O cordão sanitário
Judeus foram assassinados na França e nos Estados Unidos por antissemitas. Tal tragédia não deveria servir como arma ideológica para Trump, para o governo israelense e para intelectuais falsários
Durante décadas, o poder eleitoral da extrema direita serviu como política de segurança para os liberais de esquerda e de direita: qualquer burrico moderado facilmente cruzava a linha de chegada, contanto que se opusesse a um partido político inadmissível, indesejável, irrespirável. Nas eleições presidenciais francesas de 2002, o resultado de Jean-Marie Le Pen estagnou entre os dois turnos, passando de 16,8% para 17,8%. Ao mesmo tempo, o de seu rival Jacques Chirac voou de 19,8% para 82,2% dos votos. A mesma operação permitiu que Emmanuel Macron vencesse em 2017, ainda que com margem menos espetacular.
O que deu certo contra a extrema direita, os liberais pretendem usar contra a esquerda. Eles, portanto, procuram construir, contra sua eventual progressão, um muro de valores que por sua vez venha a torná-la suspeita e assim obrigar aqueles que não mais suportam as políticas do poder a se acomodar a elas apesar de tudo, posto que consideram ignóbeis seus adversários mais poderosos.

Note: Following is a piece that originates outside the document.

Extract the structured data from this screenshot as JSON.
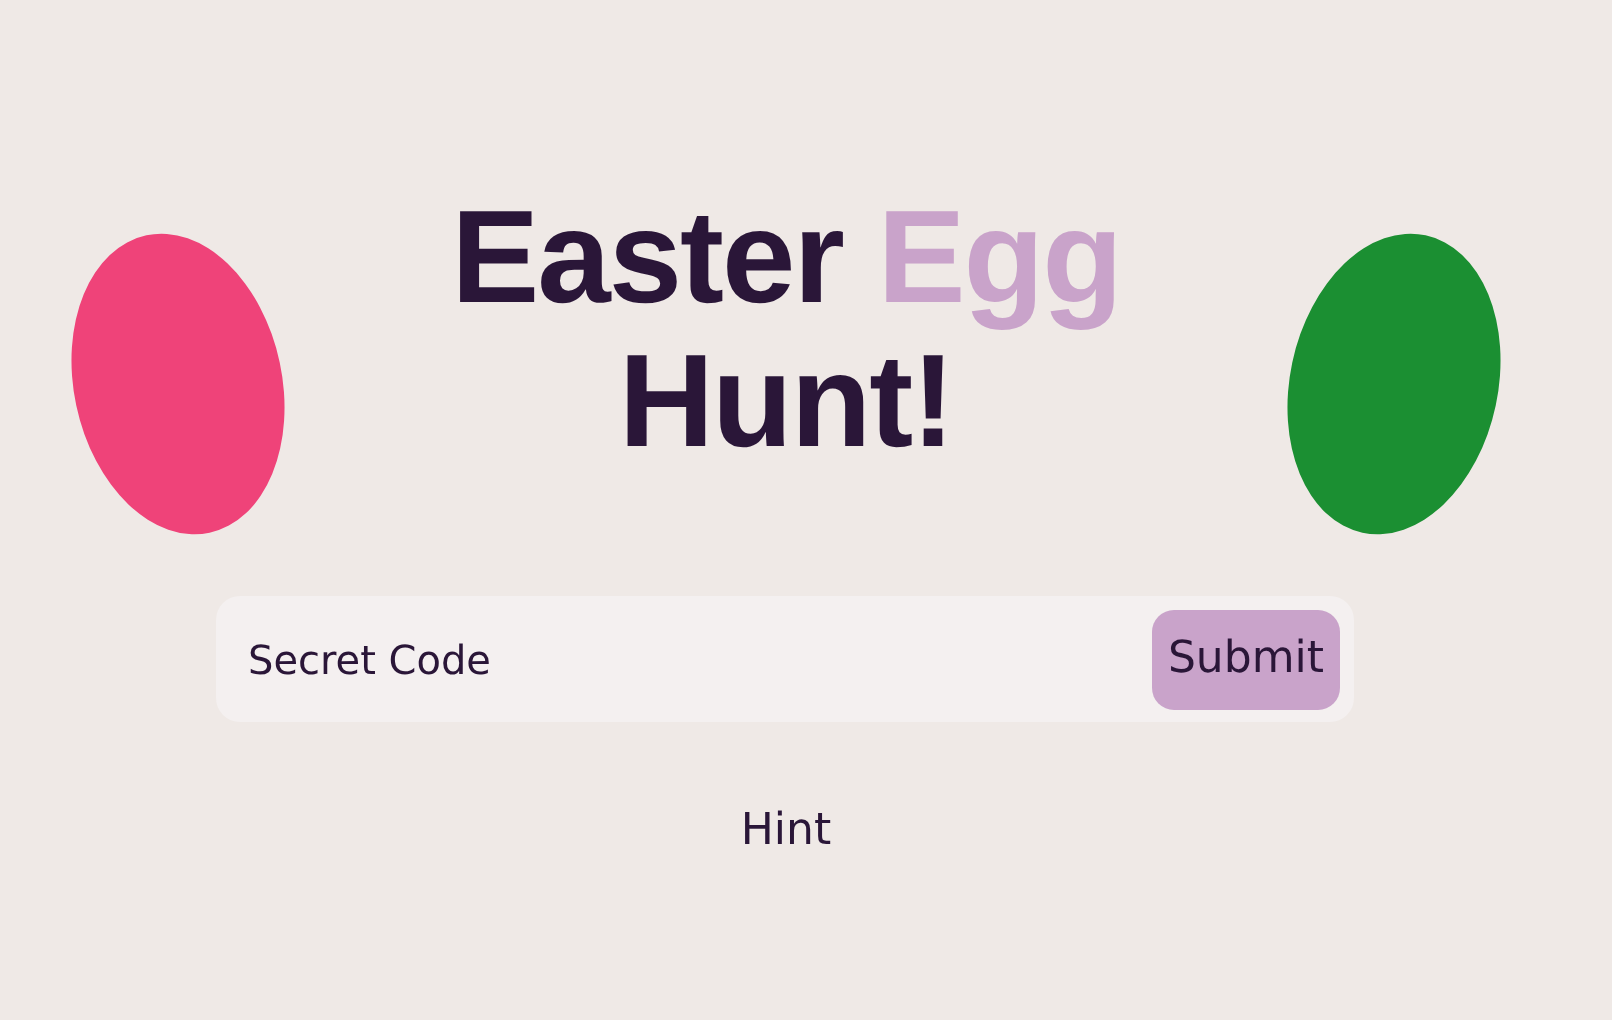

Como que por acaso, a calúnia de uma esquerda tornada antissemita floresceu ao mesmo tempo na França, no Reino Unido e nos Estados Unidos. Uma vez designado o alvo, é suficiente encontrar um julgamento desastrado, ultrajante ou desprezível na página do Facebook ou na conta do Twitter de um membro da corrente política que se quer desonrar (o Partido Trabalhista Britânico tem mais de 500 mil membros). Então a mídia assume. Pode-se também buscar destruir um adversário, atribuindo-lhe um fantasma antissemita que lhe seja estranho – do tipo: a democracia, o jornalismo e o setor financeiro estão a serviço dos judeus – tão logo ele formule uma crítica à oligarquia, à mídia ou aos bancos.
E pronto. “Se [Jeremy] Corbyn se mudasse para Downing Street, seria possível dizer que, pela primeira vez desde Hitler, um antissemita governa um país europeu”, finge alertar o acadêmico Alain Finkielkraut.1 A situação é igualmente ameaçadora nos Estados Unidos, já que, segundo o presidente Donald Trump, com a eleição para o Congresso de vários ativistas de esquerda, “o Partido Democrata tornou-se um partido anti-Israel, um partido antijudaico”. “Os democratas odeiam o povo judeu”, acrescentou. Por sua parte, Bernard-Henri Lévy acaba de associar o deputado e jornalista francês François Ruffin ao mesmo tempo a Lucien Rebatet, autor do panfleto antissemita Os escombros, a Xavier Vallat, comissário-geral para questões judaicas sob o regime de Vichy, e a Robert Brasillach, colaborador fuzilado na Libertação. O mentiroso queridinho da mídia teria identificado em Ruffin uma “filiação consciente ou sub-reptícia com a prosa de Gringoire”,2 um semanário gotejante de ódio antissemita do qual uma das mais famosas campanhas de difamação levou ao suicídio um ministro da Frente Popular.
Judeus foram assassinados na França e nos Estados Unidos por antissemitas. Tal tragédia não deveria servir como arma ideológica para Trump, para o governo israelense e para intelectuais falsários. Se é necessário construir um cordão sanitário, que ele nos proteja sobretudo daqueles que imputam a seus adversários uma infâmia da qual sabem que são inocentes.
*Serge Halimi é diretor do Le Monde Diplomatique.
1 “Alain Finkielkraut: ‘Ich bin kein Opfer’” [Alain Finkielkraut: “Eu não sou uma vítima”], Die Zeit, Hamburgo, 21 fev. 2019.
2 Bernard-Henri Lévy, “Il faut franchir le ‘point Godwin’” [É preciso atravessar o “ponto Godwin”], Le Point, Paris, 7 mar. 2019.